One billionaire and three normies currently have the coolest answer to, “What are you doing this week?”

A thread on the SpaceX Inspiration4 mission and why it's the most ambitious space flight to date

The details:

At 8:02pm ET tonight, the four passengers will become the first all-civilian crew to go into orbit, rising about 80 miles higher than the International Space Station at the peak of their three-day joy ride.

Why it matters:

This mission is far more technically difficult than the other billionaires’ space flights this summer because of how much higher and how much longer the trip will take.

Bezos’s Blue Origin flight was the first suborbital all-civilian mission, and Richard Branson’s Virgin Galactic trip was so suborbital that some question whether he was in space at all.

Billionaire entrepreneur and trained pilot Jared Isaacman booked the whole ship like it’s a table in Vegas for his bachelor party.

Here's who’s joining him:

Hayley Arceneaux, a cancer survivor and physician assistant at St. Jude, will become the youngest person ever to go to space at 29, and the first with a prosthetic body part.

Christopher Sembroski, a Lockheed Martin data engineer, is going in place of his friend who won his ticket through a St. Jude fundraising campaign.

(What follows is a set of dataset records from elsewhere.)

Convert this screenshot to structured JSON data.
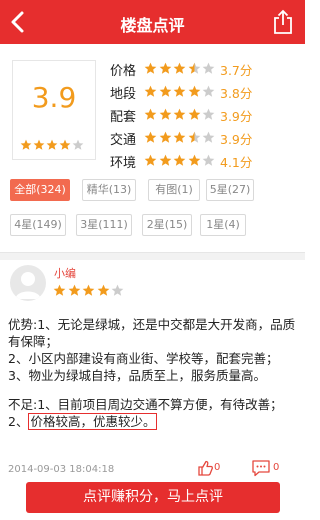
{
  "header": {
    "title": "楼盘点评",
    "back_icon": "back-arrow-icon",
    "share_icon": "share-icon"
  },
  "summary": {
    "overall_score": "3.9",
    "overall_stars": 4,
    "categories": [
      {
        "label": "价格",
        "score": "3.7分",
        "stars": 3.5
      },
      {
        "label": "地段",
        "score": "3.8分",
        "stars": 4
      },
      {
        "label": "配套",
        "score": "3.9分",
        "stars": 4
      },
      {
        "label": "交通",
        "score": "3.9分",
        "stars": 3.5
      },
      {
        "label": "环境",
        "score": "4.1分",
        "stars": 4
      }
    ]
  },
  "filters": [
    {
      "label": "全部(324)",
      "active": true
    },
    {
      "label": "精华(13)",
      "active": false
    },
    {
      "label": "有图(1)",
      "active": false
    },
    {
      "label": "5星(27)",
      "active": false
    },
    {
      "label": "4星(149)",
      "active": false
    },
    {
      "label": "3星(111)",
      "active": false
    },
    {
      "label": "2星(15)",
      "active": false
    },
    {
      "label": "1星(4)",
      "active": false
    }
  ],
  "review": {
    "username": "小编",
    "stars": 4,
    "advantages": "优势:1、无论是绿城，还是中交都是大开发商，品质有保障；\n2、小区内部建设有商业街、学校等，配套完善；\n3、物业为绿城自持，品质至上，服务质量高。",
    "disadvantages_intro": "不足:1、目前项目周边交通不算方便，有待改善；",
    "disadvantage_2_prefix": "2、",
    "disadvantage_2_text": "价格较高，优惠较少。",
    "date": "2014-09-03 18:04:18",
    "like_count": "0",
    "comment_count": "0"
  },
  "cta": {
    "label": "点评赚积分，马上点评"
  },
  "colors": {
    "brand_red": "#e62e2e",
    "star_orange": "#f29b1d",
    "star_empty": "#cccccc",
    "tag_active": "#f26a4f"
  }
}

Sian Proctor, a geology professor and former astronaut trainee, won a contest held by Isaacman’s payment processing company, Shift4. She’ll become the fourth Black woman and the first person from Guam to go to space.

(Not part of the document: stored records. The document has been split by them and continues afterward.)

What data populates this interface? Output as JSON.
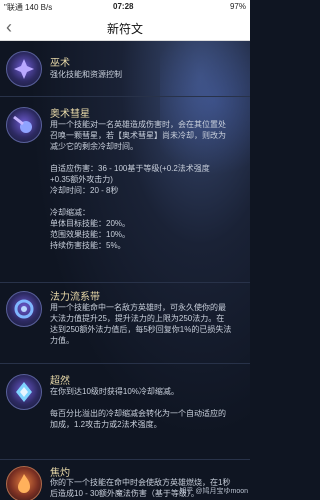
{
  "status": {
    "left": "\"联通 140 B/s",
    "time": "07:28",
    "right": "97%"
  },
  "nav": {
    "title": "新符文"
  },
  "runes": [
    {
      "name": "巫术",
      "lines": [
        "强化技能和资源控制"
      ]
    },
    {
      "name": "奥术彗星",
      "lines": [
        "用一个技能对一名英雄造成伤害时，会在其位置处",
        "召唤一颗彗星，若【奥术彗星】尚未冷却，则改为",
        "减少它的剩余冷却时间。",
        "",
        "自适应伤害：36 - 100基于等级(+0.2法术强度",
        "+0.35额外攻击力)",
        "冷却时间：20 - 8秒",
        "",
        "冷却缩减：",
        "单体目标技能：20%。",
        "范围效果技能：10%。",
        "持续伤害技能：5%。"
      ]
    },
    {
      "name": "法力流系带",
      "lines": [
        "用一个技能命中一名敌方英雄时，可永久使你的最",
        "大法力值提升25，提升法力的上限为250法力。在",
        "达到250额外法力值后，每5秒回复你1%的已损失法",
        "力值。"
      ]
    },
    {
      "name": "超然",
      "lines": [
        "在你到达10级时获得10%冷却缩减。",
        "",
        "每百分比溢出的冷却缩减会转化为一个自动适应的",
        "加成，1.2攻击力或2法术强度。"
      ]
    },
    {
      "name": "焦灼",
      "lines": [
        "你的下一个技能在命中时会使敌方英雄燃烧，在1秒",
        "后造成10 - 30额外魔法伤害（基于等级）。"
      ]
    }
  ],
  "watermark": "知乎 @鸠月宝ゆmoon"
}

The ship is also carrying a lot of merch into orbit, including a ukulele from Martin Guitar and 66 pounds of hops for Samuel Adams—“the official beer of Inspiration4.”

Zoom out: Through its Commercial Crew Program, NASA invested billions in both Boeing and SpaceX to get commercial space flight off the ground.

This is SpaceX’s first all-civilian mission and fourth crewed flight overall, putting it lightyears ahead of Boeing, which has yet to send any humans into space.

But while the Inspiration4 is a milestone for commercial space travel, seats are still far too expensive ($450k a pop for Virgin Galactic) for the average amateur astronaut to afford.

morningbrew.com/daily/stories/…

How to watch: You can stream the mission starting at 3:45pm ET ​​on SpaceX’s YouTube channel. If liftoff is delayed for any reason, SpaceX will try again Thursday night.